OK, so yesterday was part one of hoarding and the theme was "insulin pumps from days gone by" and today we get to the bottom of the madness. The biggest problem for me is changing out my finger pricker thingie. I hate to do it, and yes I know that using dirty finger prickers can cause loss of fingers, toes, arms, eyes, and maybe internal organs but I hate changing my pricker. We all get scripts for prickers and I of course love my doctor because she writes my script for testing 10 times a day, but the consequence is whenever I refill my pricker order I get 900 prickers and I hate to admit this but that would last me about a lifetime or two. So you get what we have here which is 700 prickers that expired probably five years ago.
Then there are the betes bags you get with your meter. I used to use the bag that came with the meter but now the first I do when I get a new meter is chunk the bag. These bags are crappy, odd sized, and cheap. Why is it to Carry something to help us live better lives they wrap it in the worst possible container? Now I am a smarter betic from my years of learned-ing so I use my set bags and look for third party vendors whenever I need to update one.
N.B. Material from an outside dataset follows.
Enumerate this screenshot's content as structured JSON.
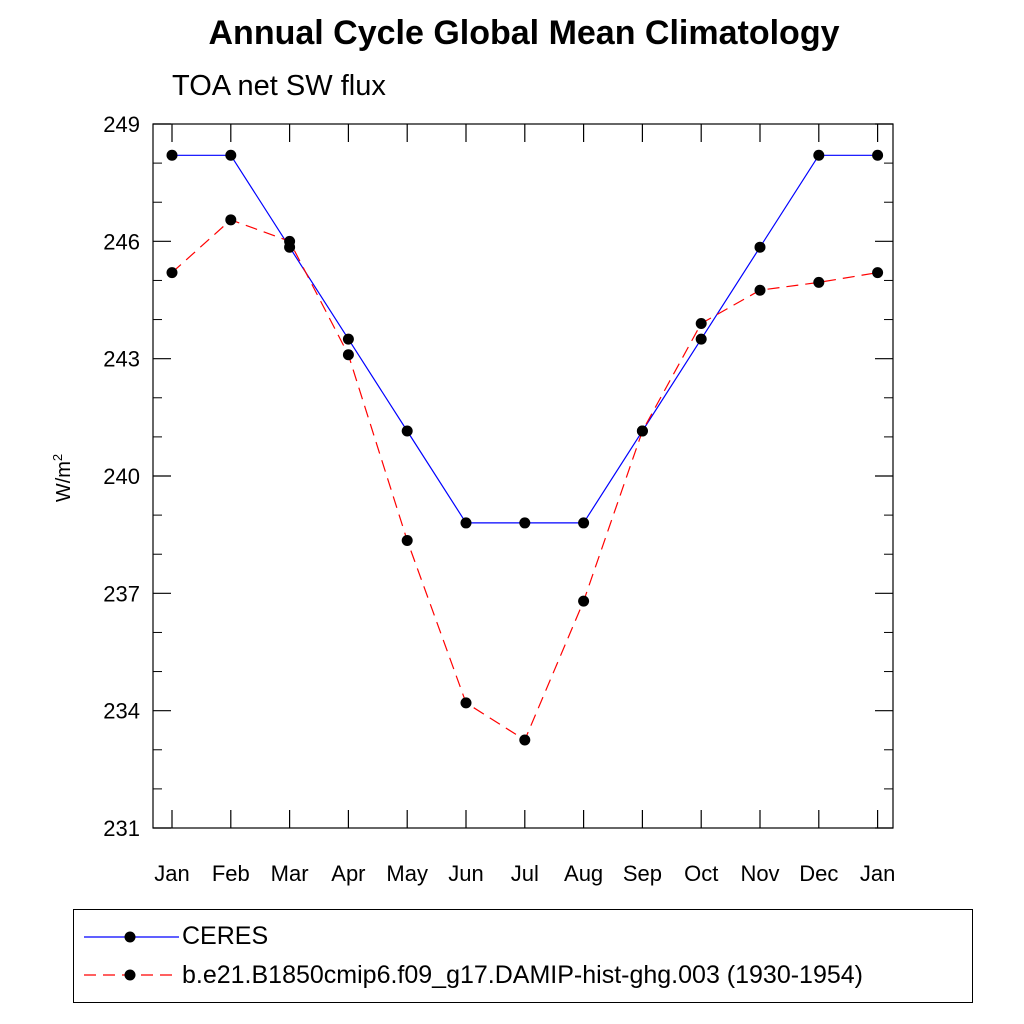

What do they call these disks, something like a 3.5 floppy? I have been holding onto this disk for like 15 years now and for the life of me can't remember what it had on it. Now it is gone and I feel better about not having it.
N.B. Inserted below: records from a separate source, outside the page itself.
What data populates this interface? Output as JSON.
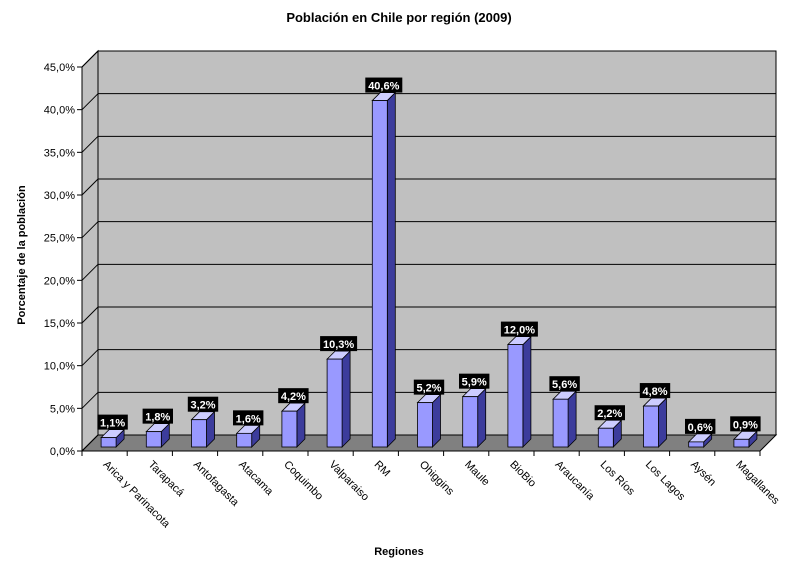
{
  "chart_data": {
    "type": "bar",
    "title": "Población en Chile por región (2009)",
    "xlabel": "Regiones",
    "ylabel": "Porcentaje de la población",
    "categories": [
      "Arica y Parinacota",
      "Tarapacá",
      "Antofagasta",
      "Atacama",
      "Coquimbo",
      "Valparaiso",
      "RM",
      "Ohiggins",
      "Maule",
      "BioBio",
      "Araucanía",
      "Los Ríos",
      "Los Lagos",
      "Aysén",
      "Magallanes"
    ],
    "values": [
      1.1,
      1.8,
      3.2,
      1.6,
      4.2,
      10.3,
      40.6,
      5.2,
      5.9,
      12.0,
      5.6,
      2.2,
      4.8,
      0.6,
      0.9
    ],
    "data_labels": [
      "1,1%",
      "1,8%",
      "3,2%",
      "1,6%",
      "4,2%",
      "10,3%",
      "40,6%",
      "5,2%",
      "5,9%",
      "12,0%",
      "5,6%",
      "2,2%",
      "4,8%",
      "0,6%",
      "0,9%"
    ],
    "ylim": [
      0,
      45
    ],
    "yticks": [
      0,
      5,
      10,
      15,
      20,
      25,
      30,
      35,
      40,
      45
    ],
    "ytick_labels": [
      "0,0%",
      "5,0%",
      "10,0%",
      "15,0%",
      "20,0%",
      "25,0%",
      "30,0%",
      "35,0%",
      "40,0%",
      "45,0%"
    ],
    "grid": true,
    "legend": "none",
    "style": "3d-column",
    "colors": {
      "bar_front": "#9999ff",
      "bar_side": "#3c3c9c",
      "bar_top": "#ccccff",
      "plot_wall": "#c0c0c0",
      "floor": "#808080",
      "label_bg": "#000000",
      "label_text": "#ffffff"
    }
  }
}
These silhouette infusion sets were the greatest thing when they started updating infusion sets a good 15 years ago. Remember the little dangle part on the old infusion sets where the disconnect was about 4 inches from your site. The looks I used to get at the pool, and not for my looks because who has a 4 inch tube sticking out of their stomach? Oh yeah the diabetic does, silhouettes were and probably still one of my favorite updates that came to the diabetes world of pumps.
More freakin lancets, and BD lancets at that. You know how many times I have ever used a BD lancet in the past 10 years? Lets put the number at less than 10 and I had alot more of these boxes that hit the trash.
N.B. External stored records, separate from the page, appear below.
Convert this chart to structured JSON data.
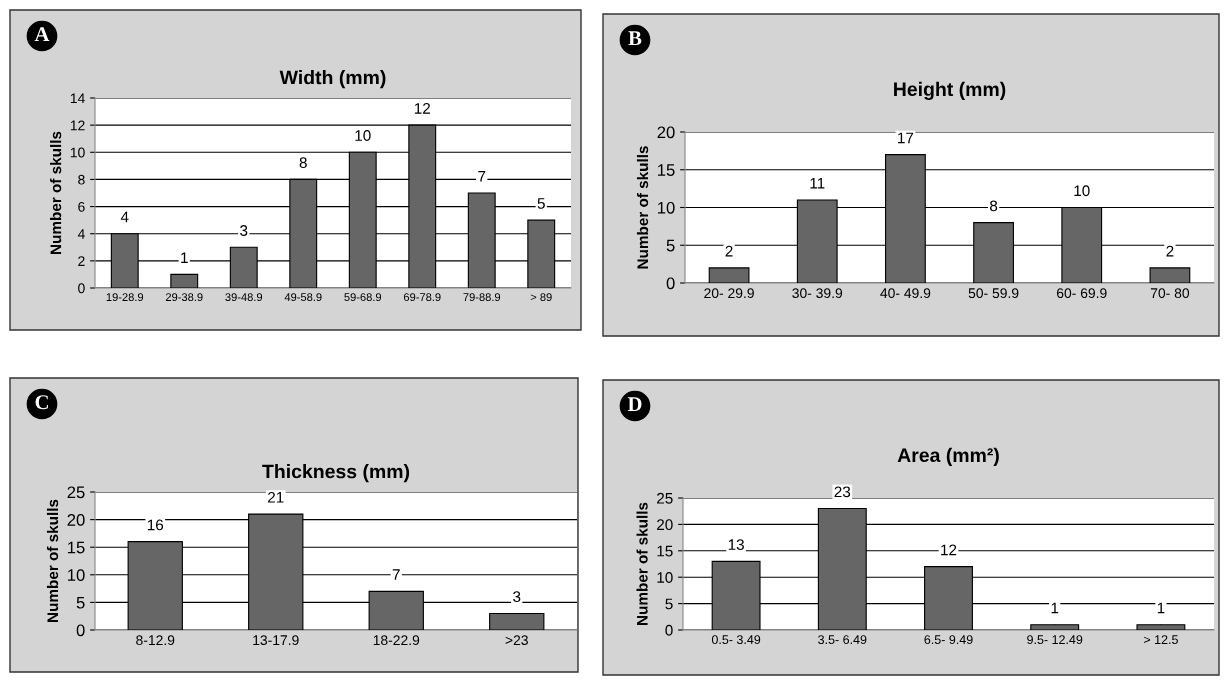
{
  "chart_data": [
    {
      "type": "bar",
      "title": "Width (mm)",
      "ylabel": "Number of skulls",
      "annotations": [
        "A"
      ],
      "categories": [
        "19-28.9",
        "29-38.9",
        "39-48.9",
        "49-58.9",
        "59-68.9",
        "69-78.9",
        "79-88.9",
        "> 89"
      ],
      "values": [
        4,
        1,
        3,
        8,
        10,
        12,
        7,
        5
      ],
      "color": "#666666",
      "ylim": [
        0,
        14
      ],
      "yticks": [
        0,
        2,
        4,
        6,
        8,
        10,
        12,
        14
      ],
      "grid": "y",
      "data_labels": true
    },
    {
      "type": "bar",
      "title": "Height (mm)",
      "ylabel": "Number of skulls",
      "annotations": [
        "B"
      ],
      "categories": [
        "20- 29.9",
        "30- 39.9",
        "40- 49.9",
        "50- 59.9",
        "60- 69.9",
        "70- 80"
      ],
      "values": [
        2,
        11,
        17,
        8,
        10,
        2
      ],
      "color": "#666666",
      "ylim": [
        0,
        20
      ],
      "yticks": [
        0,
        5,
        10,
        15,
        20
      ],
      "grid": "y",
      "data_labels": true
    },
    {
      "type": "bar",
      "title": "Thickness (mm)",
      "ylabel": "Number of skulls",
      "annotations": [
        "C"
      ],
      "categories": [
        "8-12.9",
        "13-17.9",
        "18-22.9",
        ">23"
      ],
      "values": [
        16,
        21,
        7,
        3
      ],
      "color": "#666666",
      "ylim": [
        0,
        25
      ],
      "yticks": [
        0,
        5,
        10,
        15,
        20,
        25
      ],
      "grid": "y",
      "data_labels": true
    },
    {
      "type": "bar",
      "title": "Area (mm²)",
      "ylabel": "Number of skulls",
      "annotations": [
        "D"
      ],
      "categories": [
        "0.5- 3.49",
        "3.5- 6.49",
        "6.5- 9.49",
        "9.5- 12.49",
        "> 12.5"
      ],
      "values": [
        13,
        23,
        12,
        1,
        1
      ],
      "color": "#666666",
      "ylim": [
        0,
        25
      ],
      "yticks": [
        0,
        5,
        10,
        15,
        20,
        25
      ],
      "grid": "y",
      "data_labels": true
    }
  ]
}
This to me is the part of diabetes that we all know and hate, the used test strip laying around. I think they have some sort of electrical polarity that makes them stick to floors, drawers, boxes, and anything besides a trash can. The good old comfort curve is probably another great diabetes invention that I loved. That little curve on the strip and being able to add more blood while it was reading changed my life about testing my BG's. I almost wanted to keep this nasty thing to remind me of how freakin big test strips used to be and how awesome the comfort curve was. I need to do a list of diabetes advancements that I personally feel have made my life better, and another list of diabetes updates that are or were just dumb.
More prickers and yes this was another 5 unopened boxes of 100 pricks. The softclix was a pretty good pricker, I liked how it was more defined where it would stick you so you could like slowly do a circle around your favorite spot on your finger and make it last longer before you got the over-used pains. See, another advancement in diabetes care that changed my life an accurate pricker that allowed you to abuse smaller parts of your fingers for longer.
Here is a small snapshot of what I kept and yes the boxes behind the onetouch ultra strips are 7 boxes of Accu-check mulitclix prickers. Now this is the best pricker invention of all because it is like 7 prickers in one pricker so now I actually rotate the drum every month or so to get a new pricker and maybe now my spleen will not explode because I use dirty prickers. There are 800 Accu-check complete strips back there as well. The complete was the Swiss army knife for diabetes and still is to this day. It had your meter, test strips, and pricker all in one unit that you could read in daylight or at night. The only issues with the meter were drums getting stuck, cold or hot weather made the thing not work, the sheer size of it and a few other misc. items but I keep these strips around and a good five or six complete meters as a backup. Oh yeah they also use regular batteries so you don't have to buy those overpriced hearing aid batteries. This adventure into cleaning out my diabetes hoard was alot of fun and really an eye opening experience into myself and what features I have enjoyed or changed my life in the short 25 years since I became a sugar diabetic. Who knows what the next clean out will look like.